On days of forecasted peak demand, we reduced loads up to 0.5% curtailment per data center for the year to create an adjusted load duration curve with curtailment.
This procedure resulted in demand curtailment for 72 peak demand hours during the year and no curtailment for the remaining hours. From the perspective of the data centers, each individual data center can only be shut off for up to 44 hours (0.5% of the year). Because not all data centers are shut off at the same time, from the perspective of the grid, demand response occurs for 72 hours. Most demand response occurs during summer months when Texas has larger loads from air conditioning.
With data center loads curtailed during peak hours, we re-ran the full year simulation of the Texas 2030 grid.
Findings
First, we demonstrate the effectiveness of demand response on two days in July with unusually high demand peaks. Under our procedure, the demand curtailment is greatest on these peak loads. We observe the following:
- Renewable output dispatch decreased by about 2.3%
- Thermal dispatch decreased by about 8.7%
- Total costs went down by about 57%
- Electricity Price went up by about 5.6%
- Renewables Curtailment increased by about 11%
- Peak demand was reduced by about 7%
Note that, counter-intuitively, prices increase slightly when demand response occurs. This is happening due to the significant reduction to load shedding in the modeling software. With less load shed from the system, we see the prices slightly higher. The load shedding difference is taken into account when calculating total costs.

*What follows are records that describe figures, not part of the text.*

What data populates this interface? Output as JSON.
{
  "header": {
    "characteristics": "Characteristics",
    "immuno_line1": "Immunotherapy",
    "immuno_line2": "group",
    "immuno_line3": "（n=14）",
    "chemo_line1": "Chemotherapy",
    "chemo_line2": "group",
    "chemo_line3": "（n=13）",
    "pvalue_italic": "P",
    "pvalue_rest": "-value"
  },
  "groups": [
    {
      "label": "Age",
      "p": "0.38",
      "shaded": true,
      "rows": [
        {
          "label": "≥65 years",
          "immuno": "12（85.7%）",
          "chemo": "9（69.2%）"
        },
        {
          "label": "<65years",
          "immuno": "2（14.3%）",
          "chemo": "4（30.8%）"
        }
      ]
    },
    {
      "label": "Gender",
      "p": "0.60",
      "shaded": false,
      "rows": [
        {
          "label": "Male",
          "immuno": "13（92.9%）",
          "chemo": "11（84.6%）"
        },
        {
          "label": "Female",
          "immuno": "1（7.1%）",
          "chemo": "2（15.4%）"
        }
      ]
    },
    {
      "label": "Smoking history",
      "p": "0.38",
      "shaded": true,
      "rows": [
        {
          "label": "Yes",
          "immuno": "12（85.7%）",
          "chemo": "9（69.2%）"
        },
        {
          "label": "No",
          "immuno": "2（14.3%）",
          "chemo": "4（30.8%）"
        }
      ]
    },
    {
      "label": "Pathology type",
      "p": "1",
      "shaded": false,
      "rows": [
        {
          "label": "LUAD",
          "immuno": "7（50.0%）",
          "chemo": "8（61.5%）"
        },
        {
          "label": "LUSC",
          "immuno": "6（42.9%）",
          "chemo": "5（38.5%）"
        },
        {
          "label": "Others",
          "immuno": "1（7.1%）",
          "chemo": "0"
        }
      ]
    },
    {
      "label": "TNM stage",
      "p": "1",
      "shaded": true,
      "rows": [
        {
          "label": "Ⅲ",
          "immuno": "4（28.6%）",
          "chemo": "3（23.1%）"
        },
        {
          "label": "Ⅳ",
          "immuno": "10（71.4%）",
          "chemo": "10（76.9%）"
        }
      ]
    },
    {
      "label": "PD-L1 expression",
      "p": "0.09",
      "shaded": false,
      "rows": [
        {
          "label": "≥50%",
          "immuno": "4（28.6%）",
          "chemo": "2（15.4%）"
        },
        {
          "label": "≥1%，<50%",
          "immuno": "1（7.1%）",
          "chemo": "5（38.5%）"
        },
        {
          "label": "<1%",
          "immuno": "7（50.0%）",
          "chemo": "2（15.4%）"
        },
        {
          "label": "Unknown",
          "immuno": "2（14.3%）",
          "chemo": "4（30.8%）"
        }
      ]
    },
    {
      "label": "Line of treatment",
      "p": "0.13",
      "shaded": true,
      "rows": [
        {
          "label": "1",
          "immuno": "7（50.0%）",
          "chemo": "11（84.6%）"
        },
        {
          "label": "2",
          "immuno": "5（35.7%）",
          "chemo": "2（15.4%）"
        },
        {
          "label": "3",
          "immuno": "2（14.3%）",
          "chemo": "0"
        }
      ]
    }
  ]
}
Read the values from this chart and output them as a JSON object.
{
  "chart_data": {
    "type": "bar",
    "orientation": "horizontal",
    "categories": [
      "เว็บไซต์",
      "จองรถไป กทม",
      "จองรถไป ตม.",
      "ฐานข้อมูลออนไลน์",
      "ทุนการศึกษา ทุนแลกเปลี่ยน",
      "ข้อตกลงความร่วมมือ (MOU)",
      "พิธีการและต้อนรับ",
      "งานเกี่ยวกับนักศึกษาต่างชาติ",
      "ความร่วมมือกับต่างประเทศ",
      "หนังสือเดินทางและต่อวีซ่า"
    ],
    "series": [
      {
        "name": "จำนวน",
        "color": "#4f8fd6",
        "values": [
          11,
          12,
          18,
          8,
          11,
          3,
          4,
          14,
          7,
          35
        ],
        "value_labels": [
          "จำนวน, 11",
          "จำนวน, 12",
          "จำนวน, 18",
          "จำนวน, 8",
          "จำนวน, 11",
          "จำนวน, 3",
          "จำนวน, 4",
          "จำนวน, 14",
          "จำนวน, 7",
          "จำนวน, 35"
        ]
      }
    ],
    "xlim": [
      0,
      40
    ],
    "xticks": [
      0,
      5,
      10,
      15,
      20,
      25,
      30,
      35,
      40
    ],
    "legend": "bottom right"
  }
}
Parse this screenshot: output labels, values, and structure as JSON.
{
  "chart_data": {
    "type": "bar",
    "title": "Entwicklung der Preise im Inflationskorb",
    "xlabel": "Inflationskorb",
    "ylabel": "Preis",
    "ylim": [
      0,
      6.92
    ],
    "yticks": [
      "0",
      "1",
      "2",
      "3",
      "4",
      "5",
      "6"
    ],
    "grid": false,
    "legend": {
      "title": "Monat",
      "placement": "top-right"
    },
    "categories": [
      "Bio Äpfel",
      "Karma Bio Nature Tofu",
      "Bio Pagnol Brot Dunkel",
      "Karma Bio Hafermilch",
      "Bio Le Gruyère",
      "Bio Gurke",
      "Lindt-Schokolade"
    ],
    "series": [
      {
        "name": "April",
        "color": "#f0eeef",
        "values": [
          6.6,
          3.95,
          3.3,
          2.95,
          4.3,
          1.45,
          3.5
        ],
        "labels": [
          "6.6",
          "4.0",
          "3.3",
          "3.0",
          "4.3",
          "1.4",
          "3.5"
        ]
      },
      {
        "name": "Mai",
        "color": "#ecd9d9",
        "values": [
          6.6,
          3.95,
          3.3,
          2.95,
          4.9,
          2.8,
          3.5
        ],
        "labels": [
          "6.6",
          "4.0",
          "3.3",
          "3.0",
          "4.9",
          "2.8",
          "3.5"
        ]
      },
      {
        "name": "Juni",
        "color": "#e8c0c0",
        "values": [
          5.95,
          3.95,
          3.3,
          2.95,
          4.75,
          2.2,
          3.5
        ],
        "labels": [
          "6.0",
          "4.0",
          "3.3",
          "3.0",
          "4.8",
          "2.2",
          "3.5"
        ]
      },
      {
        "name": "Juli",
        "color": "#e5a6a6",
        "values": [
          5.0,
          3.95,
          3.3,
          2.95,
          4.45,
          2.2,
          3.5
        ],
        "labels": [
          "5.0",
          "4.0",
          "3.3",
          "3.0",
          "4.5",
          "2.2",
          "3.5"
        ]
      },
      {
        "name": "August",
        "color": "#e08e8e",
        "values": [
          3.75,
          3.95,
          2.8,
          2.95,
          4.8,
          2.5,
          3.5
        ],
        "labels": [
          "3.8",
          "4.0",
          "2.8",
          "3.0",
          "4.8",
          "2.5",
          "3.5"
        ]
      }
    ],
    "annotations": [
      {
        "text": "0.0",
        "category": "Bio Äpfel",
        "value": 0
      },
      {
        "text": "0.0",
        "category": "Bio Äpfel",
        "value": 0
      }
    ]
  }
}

The full results for 72 demand response hours are provided in table 1 on the following page (opens in new tab).
Conclusion
Data centers, and their electricity demand, will continue to grow rapidly in the coming years. This new demand will strain the electricity grid as it is projected for 2030 if no action is taken to meet the significant load increase. Tools like demand response can be effective in managing the grid during the hours that matter most, referred to as peak hours, when demand is at its highest. However, the hours when demand response can be deployed represent only a minor fraction of the entire year, less than 1%. To effectively manage forthcoming demand increases, grid operators and other stakeholders will need to adapt practices that can reduce the strain inflicted by data center expansion when demand response is not available. Some of these practices include expanding transmission capacity, especially of renewable resources, and expanding digital control infrastructure, deploying control systems that can effectively and promptly manage loads.